A memorialista, como gostava de ser chamada, é filha de imigrantes italianos do movimento político-operário anarquista. Seguiu os passos do pai e da mãe, sempre se interessando pela política.

E, em razão dos movimentos políticos que ela e o companheiro sempre participaram, no período da ditadura acompanhou o exílio de Jorge Amado na Europa por três anos.

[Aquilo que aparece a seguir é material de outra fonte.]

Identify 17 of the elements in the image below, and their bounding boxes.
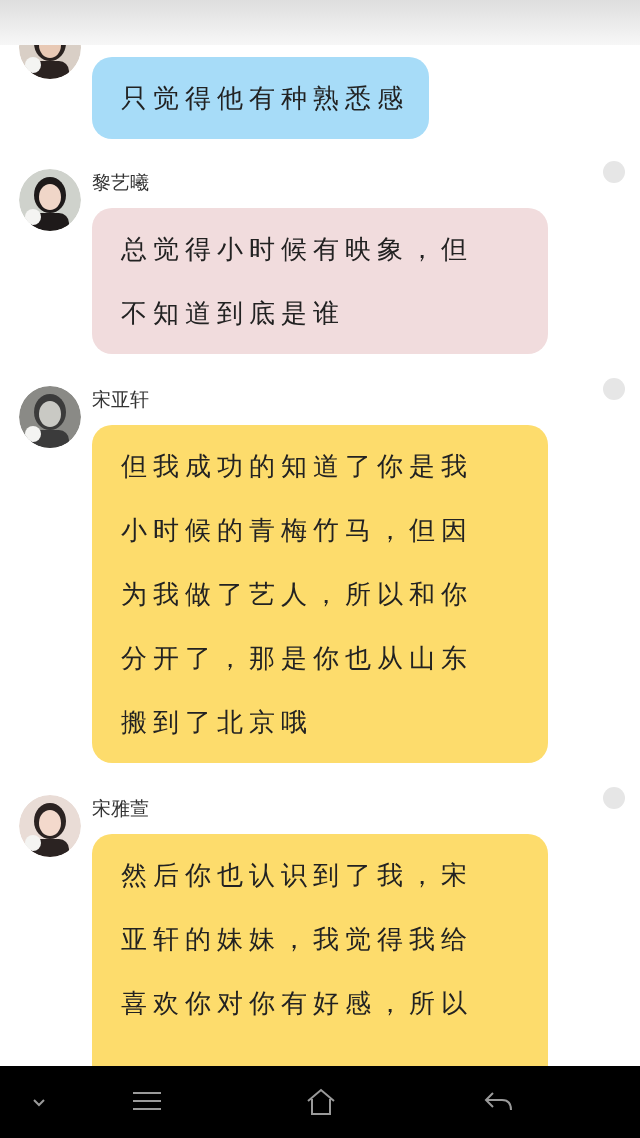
message-text: 总觉得小时候有映象，但	[121, 233, 474, 266]
message-text: 只觉得他有种熟悉感	[121, 82, 409, 115]
message-text: 但我成功的知道了你是我	[121, 450, 474, 483]
message-text: 为我做了艺人，所以和你	[121, 578, 474, 611]
sender-name: 宋雅萱	[92, 796, 150, 820]
menu-icon[interactable]	[133, 1091, 161, 1111]
message-text: 然后你也认识到了我，宋	[121, 859, 474, 892]
message-text: 亚轩的妹妹，我觉得我给	[121, 923, 474, 956]
message-text: 小时候的青梅竹马，但因	[121, 514, 474, 547]
sender-name: 黎艺曦	[92, 170, 150, 194]
message-text: 不知道到底是谁	[121, 297, 346, 330]
message-text: 搬到了北京哦	[121, 706, 314, 739]
home-icon[interactable]	[306, 1088, 336, 1116]
message-text: 喜欢你对你有好感，所以	[121, 987, 474, 1020]
sender-name: 宋亚轩	[92, 387, 150, 411]
chevron-down-icon[interactable]	[32, 1098, 46, 1107]
message-text: 分开了，那是你也从山东	[121, 642, 474, 675]
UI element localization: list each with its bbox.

Zélia sempre esteve ao lado do marido passando a limpo as suas escritas, transcrevendo para a máquina de escrever os originais, ou o ajudando no processo de revisão. O gosto pelas letras sempre foi muito real na vida da memorialista. O tempo do exílio foi um momento em que ela se especializou em fotografia e teve a oportunidade de estudar por lá.

Assim que começou a escrever se dedicou em narrar sobre a sua família. Como primeira obra publicada teve um livro de fotobiografia de Jorge Amado intitulado “Reportagem incompleta”.

Todavia, a obra que deslanchou a carreira da escritora foi o livro “Anarquistas graças à Deus”, inclusive, transformado em minissérie de uma grande emissora de televisão, e que contava a saga da sua família recém chegada de Florença. Foi possível perceber a origem de tão importante mulher, a forma com que a família se portava, e entender um pouco da convivência em verdadeiras crônicas íntimas.

A memória afetiva a fez deixar de ser reconhecida apenas como a esposa de Jorge Amado, saindo da condição de coadjuvante no universal mundo literário.  É dela: “Dizem que a vida muitas vezes parece um romance, mas ela é uma realidade e é essa realidade que conto.”

O número 33, da rua Alagoinhas, abrigou o casal por muitos anos. A conhecida “Casa do Rio Vermelho”, na atualidade memorial, possui um belo jardim, onde cada pedacinho rememora a arte da escrita.

A alegria e a ternura são contagiantes, mesmo porque o imóvel foi palco de celebração da vida junto a amigos e amigas. Começar e terminar o passeio pelo jardim, é saber que a respectiva visita é assunto para um dia inteiro. Pés de manga, jambo, sapoti, tamarindo e pitanga receberam as cinzas do casal letrado.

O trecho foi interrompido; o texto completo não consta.